The KU/KOLL thing only applies to books which are exclusive to Amazon so almost all of them are unreadable self-published crap anyway. The new arrangement will be interesting.

Which brings me back to my original question which I'll pose in a more specific way. If a hundred thousand people bought my book but none of them read it, would I be happy? I doubt it, even if I did have all those royalties in my bank account. What if they all read it but none of them liked it? Again, I'd be rich but unhappy.

Which leads me to the conclusion that I'm writing in the hope that my books will be read and that my readers will enjoy them. So why not give away my work for free? Two reasons. First I need to at least pay my editor, proof reader and cover designer. Secondly, it would brand my work as worthless. There are so many free books out there that most people are no longer interested in them.

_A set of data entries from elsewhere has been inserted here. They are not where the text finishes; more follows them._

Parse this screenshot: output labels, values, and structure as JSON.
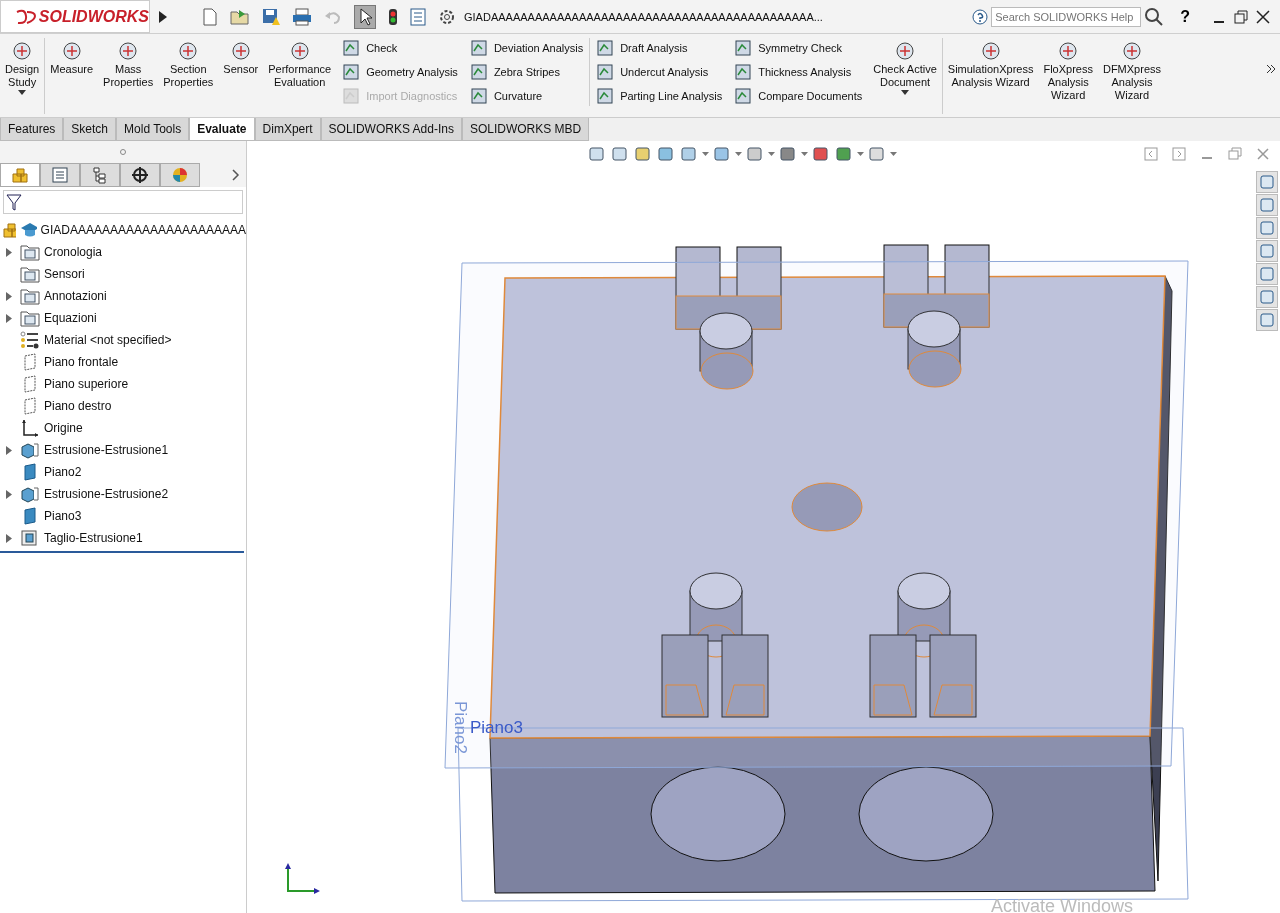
{
  "app": {
    "logo": "SOLIDWORKS",
    "document_title": "GIADAAAAAAAAAAAAAAAAAAAAAAAAAAAAAAAAAAAAAAAAAAAA...",
    "search": {
      "placeholder": "Search SOLIDWORKS Help"
    },
    "help": "?"
  },
  "ribbon": {
    "groups": [
      {
        "kind": "big",
        "items": [
          {
            "label": "Design\nStudy",
            "caret": true,
            "disabled": false
          }
        ]
      },
      {
        "kind": "big",
        "items": [
          {
            "label": "Measure",
            "caret": false,
            "disabled": false
          },
          {
            "label": "Mass\nProperties",
            "caret": false,
            "disabled": false
          },
          {
            "label": "Section\nProperties",
            "caret": false,
            "disabled": false
          },
          {
            "label": "Sensor",
            "caret": false,
            "disabled": false
          },
          {
            "label": "Performance\nEvaluation",
            "caret": false,
            "disabled": false
          }
        ]
      },
      {
        "kind": "small",
        "items": [
          {
            "label": "Check",
            "disabled": false
          },
          {
            "label": "Geometry Analysis",
            "disabled": false
          },
          {
            "label": "Import Diagnostics",
            "disabled": true
          }
        ]
      },
      {
        "kind": "small",
        "items": [
          {
            "label": "Deviation Analysis",
            "disabled": false
          },
          {
            "label": "Zebra Stripes",
            "disabled": false
          },
          {
            "label": "Curvature",
            "disabled": false
          }
        ]
      },
      {
        "kind": "small",
        "items": [
          {
            "label": "Draft Analysis",
            "disabled": false
          },
          {
            "label": "Undercut Analysis",
            "disabled": false
          },
          {
            "label": "Parting Line Analysis",
            "disabled": false
          }
        ]
      },
      {
        "kind": "small",
        "items": [
          {
            "label": "Symmetry Check",
            "disabled": false
          },
          {
            "label": "Thickness Analysis",
            "disabled": false
          },
          {
            "label": "Compare Documents",
            "disabled": false
          }
        ]
      },
      {
        "kind": "big",
        "items": [
          {
            "label": "Check Active\nDocument",
            "caret": true,
            "disabled": false
          }
        ]
      },
      {
        "kind": "big",
        "items": [
          {
            "label": "SimulationXpress\nAnalysis Wizard",
            "caret": false,
            "disabled": false
          },
          {
            "label": "FloXpress\nAnalysis\nWizard",
            "caret": false,
            "disabled": false
          },
          {
            "label": "DFMXpress\nAnalysis\nWizard",
            "caret": false,
            "disabled": false
          }
        ]
      }
    ]
  },
  "tabs": [
    {
      "label": "Features",
      "selected": false
    },
    {
      "label": "Sketch",
      "selected": false
    },
    {
      "label": "Mold Tools",
      "selected": false
    },
    {
      "label": "Evaluate",
      "selected": true
    },
    {
      "label": "DimXpert",
      "selected": false
    },
    {
      "label": "SOLIDWORKS Add-Ins",
      "selected": false
    },
    {
      "label": "SOLIDWORKS MBD",
      "selected": false
    }
  ],
  "panel_tabs": [
    {
      "selected": true
    },
    {
      "selected": false
    },
    {
      "selected": false
    },
    {
      "selected": false
    },
    {
      "selected": false
    }
  ],
  "tree": {
    "root": "GIADAAAAAAAAAAAAAAAAAAAAAA",
    "items": [
      {
        "label": "Cronologia",
        "kind": "history-folder",
        "expandable": true
      },
      {
        "label": "Sensori",
        "kind": "sensor-folder",
        "expandable": false
      },
      {
        "label": "Annotazioni",
        "kind": "annotation-folder",
        "expandable": true
      },
      {
        "label": "Equazioni",
        "kind": "equation-folder",
        "expandable": true
      },
      {
        "label": "Material <not specified>",
        "kind": "material",
        "expandable": false
      },
      {
        "label": "Piano frontale",
        "kind": "plane",
        "expandable": false
      },
      {
        "label": "Piano superiore",
        "kind": "plane",
        "expandable": false
      },
      {
        "label": "Piano destro",
        "kind": "plane",
        "expandable": false
      },
      {
        "label": "Origine",
        "kind": "origin",
        "expandable": false
      },
      {
        "label": "Estrusione-Estrusione1",
        "kind": "extrude",
        "expandable": true
      },
      {
        "label": "Piano2",
        "kind": "solid-plane",
        "expandable": false
      },
      {
        "label": "Estrusione-Estrusione2",
        "kind": "extrude",
        "expandable": true
      },
      {
        "label": "Piano3",
        "kind": "solid-plane",
        "expandable": false
      },
      {
        "label": "Taglio-Estrusione1",
        "kind": "cut",
        "expandable": true
      }
    ]
  },
  "viewport": {
    "plane_labels": [
      "Piano2",
      "Piano3"
    ],
    "watermark_text": "Activate Windows"
  }
}
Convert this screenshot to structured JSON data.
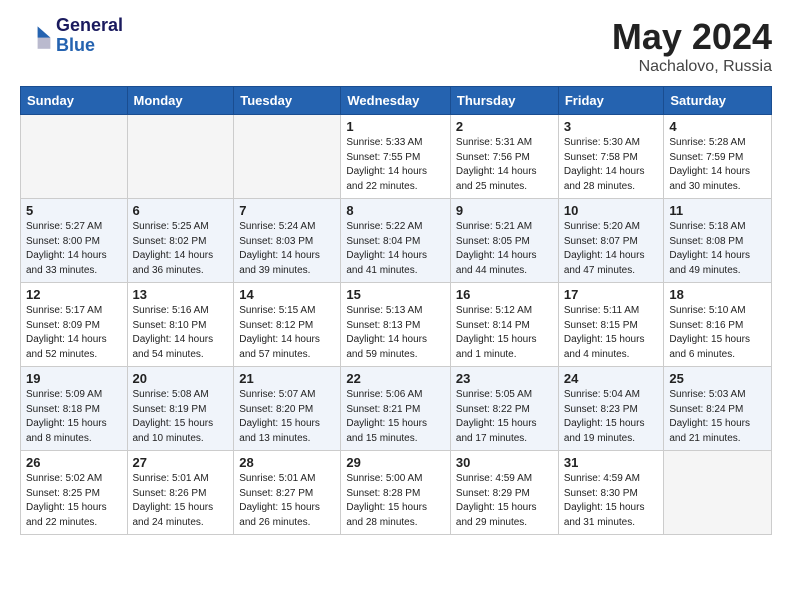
{
  "header": {
    "logo_line1": "General",
    "logo_line2": "Blue",
    "month_year": "May 2024",
    "location": "Nachalovo, Russia"
  },
  "days_of_week": [
    "Sunday",
    "Monday",
    "Tuesday",
    "Wednesday",
    "Thursday",
    "Friday",
    "Saturday"
  ],
  "weeks": [
    [
      {
        "day": "",
        "info": ""
      },
      {
        "day": "",
        "info": ""
      },
      {
        "day": "",
        "info": ""
      },
      {
        "day": "1",
        "info": "Sunrise: 5:33 AM\nSunset: 7:55 PM\nDaylight: 14 hours\nand 22 minutes."
      },
      {
        "day": "2",
        "info": "Sunrise: 5:31 AM\nSunset: 7:56 PM\nDaylight: 14 hours\nand 25 minutes."
      },
      {
        "day": "3",
        "info": "Sunrise: 5:30 AM\nSunset: 7:58 PM\nDaylight: 14 hours\nand 28 minutes."
      },
      {
        "day": "4",
        "info": "Sunrise: 5:28 AM\nSunset: 7:59 PM\nDaylight: 14 hours\nand 30 minutes."
      }
    ],
    [
      {
        "day": "5",
        "info": "Sunrise: 5:27 AM\nSunset: 8:00 PM\nDaylight: 14 hours\nand 33 minutes."
      },
      {
        "day": "6",
        "info": "Sunrise: 5:25 AM\nSunset: 8:02 PM\nDaylight: 14 hours\nand 36 minutes."
      },
      {
        "day": "7",
        "info": "Sunrise: 5:24 AM\nSunset: 8:03 PM\nDaylight: 14 hours\nand 39 minutes."
      },
      {
        "day": "8",
        "info": "Sunrise: 5:22 AM\nSunset: 8:04 PM\nDaylight: 14 hours\nand 41 minutes."
      },
      {
        "day": "9",
        "info": "Sunrise: 5:21 AM\nSunset: 8:05 PM\nDaylight: 14 hours\nand 44 minutes."
      },
      {
        "day": "10",
        "info": "Sunrise: 5:20 AM\nSunset: 8:07 PM\nDaylight: 14 hours\nand 47 minutes."
      },
      {
        "day": "11",
        "info": "Sunrise: 5:18 AM\nSunset: 8:08 PM\nDaylight: 14 hours\nand 49 minutes."
      }
    ],
    [
      {
        "day": "12",
        "info": "Sunrise: 5:17 AM\nSunset: 8:09 PM\nDaylight: 14 hours\nand 52 minutes."
      },
      {
        "day": "13",
        "info": "Sunrise: 5:16 AM\nSunset: 8:10 PM\nDaylight: 14 hours\nand 54 minutes."
      },
      {
        "day": "14",
        "info": "Sunrise: 5:15 AM\nSunset: 8:12 PM\nDaylight: 14 hours\nand 57 minutes."
      },
      {
        "day": "15",
        "info": "Sunrise: 5:13 AM\nSunset: 8:13 PM\nDaylight: 14 hours\nand 59 minutes."
      },
      {
        "day": "16",
        "info": "Sunrise: 5:12 AM\nSunset: 8:14 PM\nDaylight: 15 hours\nand 1 minute."
      },
      {
        "day": "17",
        "info": "Sunrise: 5:11 AM\nSunset: 8:15 PM\nDaylight: 15 hours\nand 4 minutes."
      },
      {
        "day": "18",
        "info": "Sunrise: 5:10 AM\nSunset: 8:16 PM\nDaylight: 15 hours\nand 6 minutes."
      }
    ],
    [
      {
        "day": "19",
        "info": "Sunrise: 5:09 AM\nSunset: 8:18 PM\nDaylight: 15 hours\nand 8 minutes."
      },
      {
        "day": "20",
        "info": "Sunrise: 5:08 AM\nSunset: 8:19 PM\nDaylight: 15 hours\nand 10 minutes."
      },
      {
        "day": "21",
        "info": "Sunrise: 5:07 AM\nSunset: 8:20 PM\nDaylight: 15 hours\nand 13 minutes."
      },
      {
        "day": "22",
        "info": "Sunrise: 5:06 AM\nSunset: 8:21 PM\nDaylight: 15 hours\nand 15 minutes."
      },
      {
        "day": "23",
        "info": "Sunrise: 5:05 AM\nSunset: 8:22 PM\nDaylight: 15 hours\nand 17 minutes."
      },
      {
        "day": "24",
        "info": "Sunrise: 5:04 AM\nSunset: 8:23 PM\nDaylight: 15 hours\nand 19 minutes."
      },
      {
        "day": "25",
        "info": "Sunrise: 5:03 AM\nSunset: 8:24 PM\nDaylight: 15 hours\nand 21 minutes."
      }
    ],
    [
      {
        "day": "26",
        "info": "Sunrise: 5:02 AM\nSunset: 8:25 PM\nDaylight: 15 hours\nand 22 minutes."
      },
      {
        "day": "27",
        "info": "Sunrise: 5:01 AM\nSunset: 8:26 PM\nDaylight: 15 hours\nand 24 minutes."
      },
      {
        "day": "28",
        "info": "Sunrise: 5:01 AM\nSunset: 8:27 PM\nDaylight: 15 hours\nand 26 minutes."
      },
      {
        "day": "29",
        "info": "Sunrise: 5:00 AM\nSunset: 8:28 PM\nDaylight: 15 hours\nand 28 minutes."
      },
      {
        "day": "30",
        "info": "Sunrise: 4:59 AM\nSunset: 8:29 PM\nDaylight: 15 hours\nand 29 minutes."
      },
      {
        "day": "31",
        "info": "Sunrise: 4:59 AM\nSunset: 8:30 PM\nDaylight: 15 hours\nand 31 minutes."
      },
      {
        "day": "",
        "info": ""
      }
    ]
  ]
}
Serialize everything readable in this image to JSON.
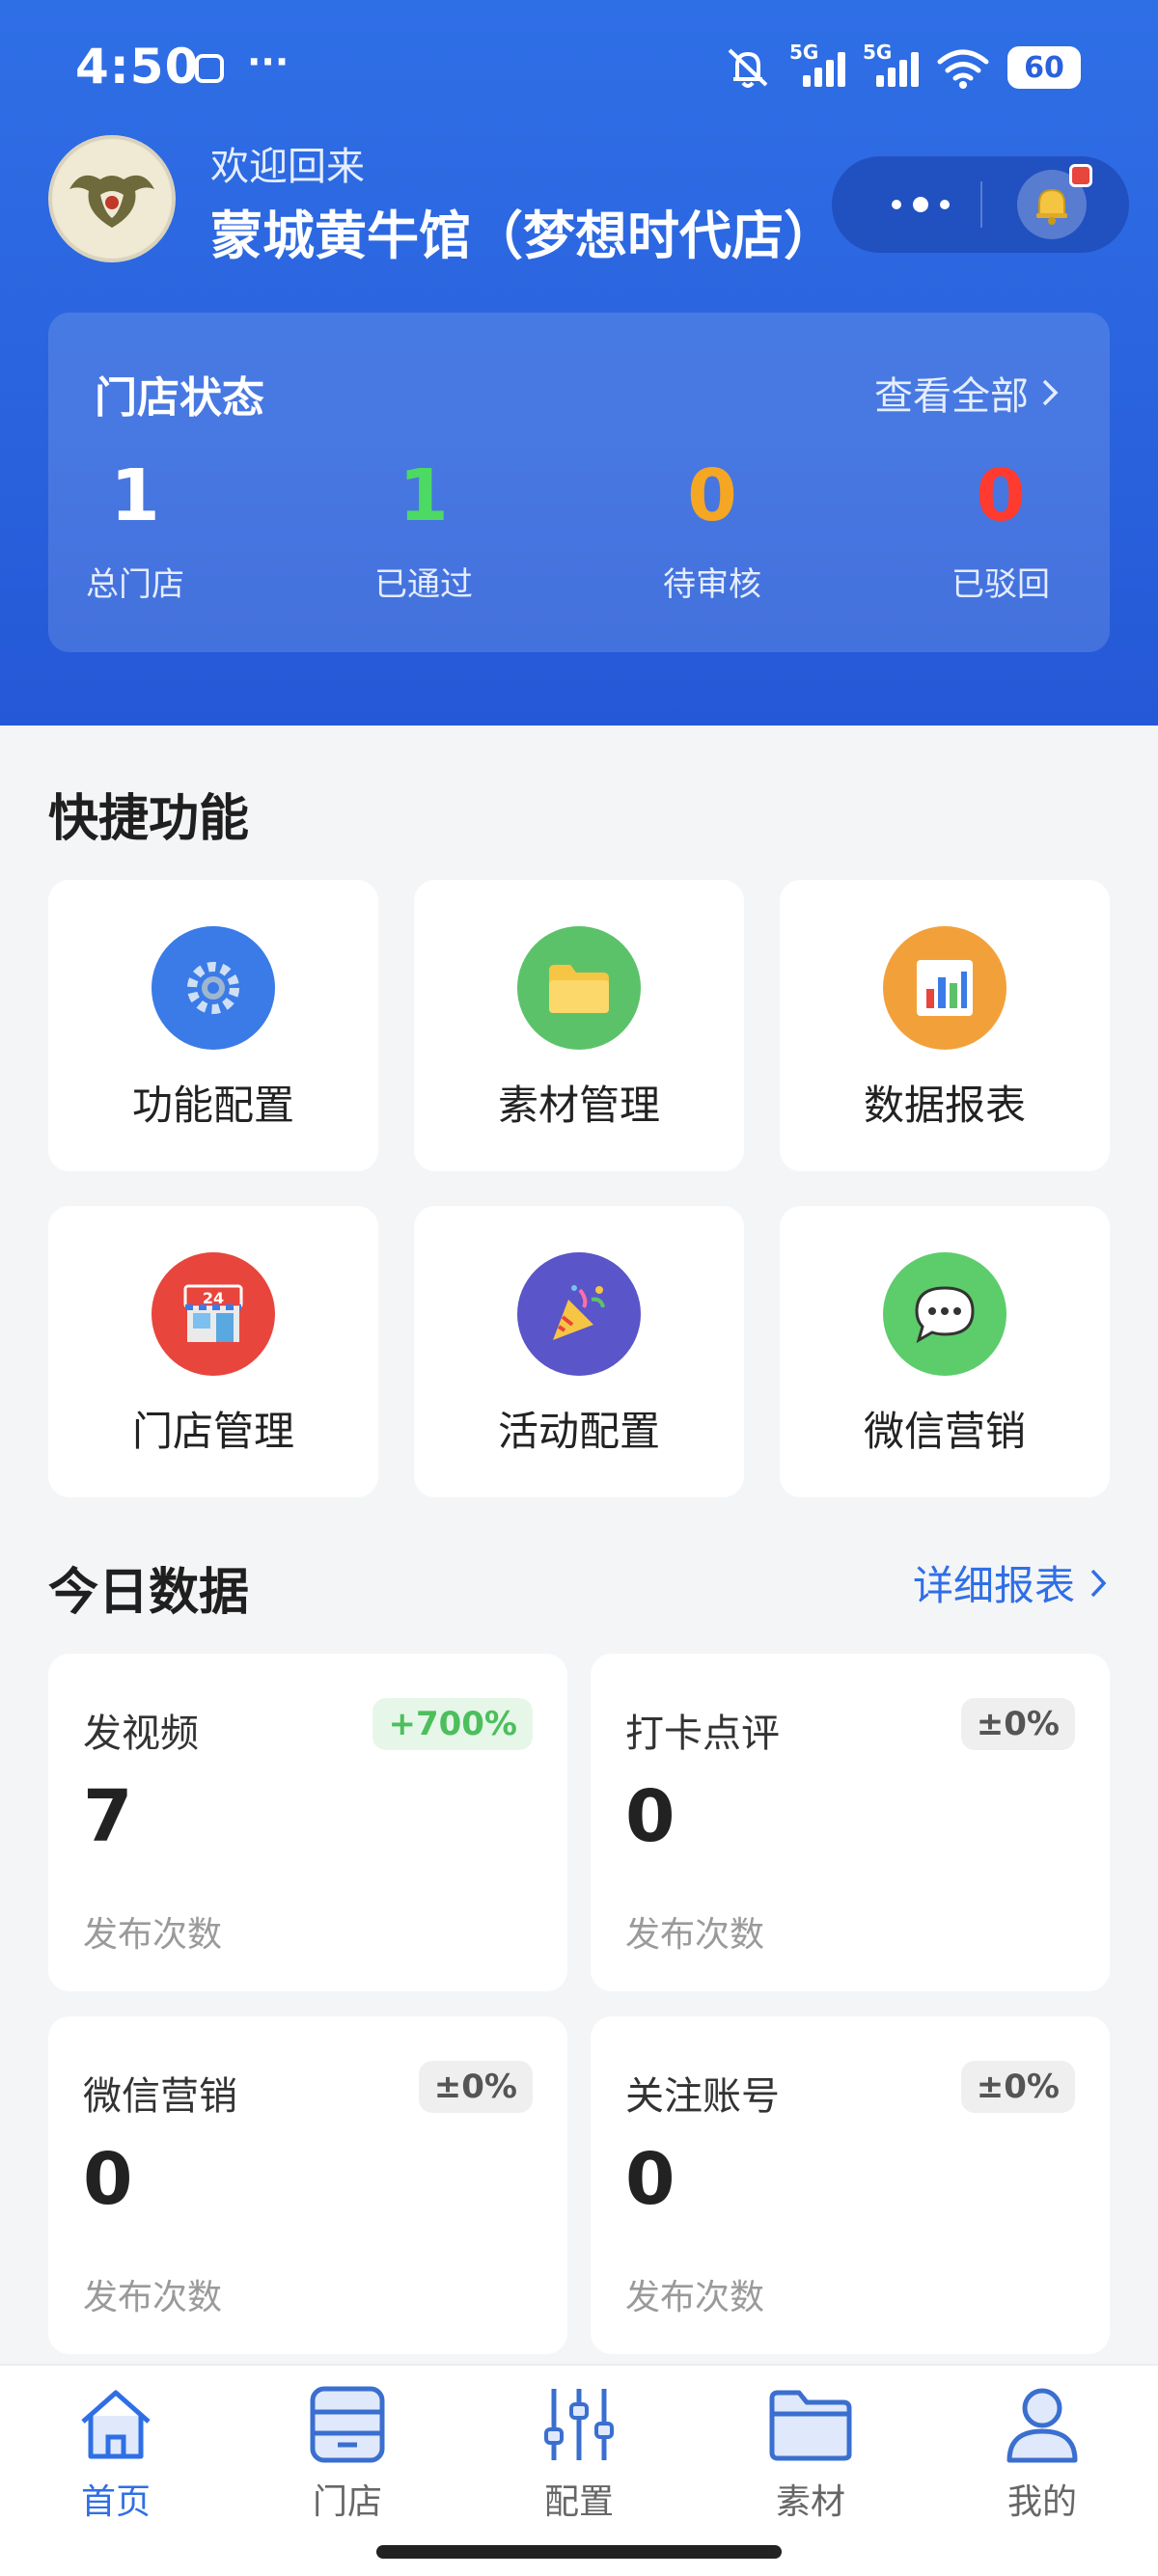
{
  "status_bar": {
    "time": "4:50",
    "dots": "···",
    "battery": "60",
    "network_labels": [
      "5G",
      "5G"
    ]
  },
  "header": {
    "welcome": "欢迎回来",
    "store_name": "蒙城黄牛馆（梦想时代店）"
  },
  "store_status": {
    "title": "门店状态",
    "view_all": "查看全部",
    "stats": [
      {
        "value": "1",
        "label": "总门店",
        "color": "#ffffff"
      },
      {
        "value": "1",
        "label": "已通过",
        "color": "#4cd964"
      },
      {
        "value": "0",
        "label": "待审核",
        "color": "#f5a623"
      },
      {
        "value": "0",
        "label": "已驳回",
        "color": "#ff3b30"
      }
    ]
  },
  "quick": {
    "title": "快捷功能",
    "items": [
      {
        "label": "功能配置",
        "icon": "gear-icon",
        "color": "#3a7be8"
      },
      {
        "label": "素材管理",
        "icon": "folder-icon",
        "color": "#5cc26a"
      },
      {
        "label": "数据报表",
        "icon": "chart-icon",
        "color": "#f2a13a"
      },
      {
        "label": "门店管理",
        "icon": "store-icon",
        "color": "#e8453c"
      },
      {
        "label": "活动配置",
        "icon": "party-icon",
        "color": "#5a55c8"
      },
      {
        "label": "微信营销",
        "icon": "chat-bubble-icon",
        "color": "#5ccd6a"
      }
    ]
  },
  "today": {
    "title": "今日数据",
    "detail_link": "详细报表",
    "cards": [
      {
        "label": "发视频",
        "change": "+700%",
        "value": "7",
        "sub": "发布次数"
      },
      {
        "label": "打卡点评",
        "change": "±0%",
        "value": "0",
        "sub": "发布次数"
      },
      {
        "label": "微信营销",
        "change": "±0%",
        "value": "0",
        "sub": "发布次数"
      },
      {
        "label": "关注账号",
        "change": "±0%",
        "value": "0",
        "sub": "发布次数"
      }
    ]
  },
  "nav": {
    "items": [
      {
        "label": "首页",
        "icon": "home-icon"
      },
      {
        "label": "门店",
        "icon": "store-box-icon"
      },
      {
        "label": "配置",
        "icon": "sliders-icon"
      },
      {
        "label": "素材",
        "icon": "folder-icon"
      },
      {
        "label": "我的",
        "icon": "user-icon"
      }
    ],
    "active_index": 0
  },
  "colors": {
    "primary": "#2f6fe6",
    "header_bg": "#2a63de",
    "page_bg": "#f4f5f7"
  }
}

I've been very fortunate that my books have been promoted by best selling author Stephen Leather without whose help I wouldn't even be published. Because I've had this help, the Jenny Parker series has done well in terms of sales. The question I ask is have the people who bought my books actually read and enjoyed them?

I just realised that I can answer that question. I have sold several thousand copies of the second Jenny Parker novel, Proceeds of Crime. Those readers will almost certainly have read the first, Due Diligence, and liked it enough to buy the second.

So there you are, I can be officially happy according to my own terms of reference. I can also stop agonising over book sales and Amazon reviews.

I've just finished a fantasy novel involving a character called Tyrant. I enjoyed writing this more than anything I've ever written. It will be out in September and I hope you enjoy it as much as I did.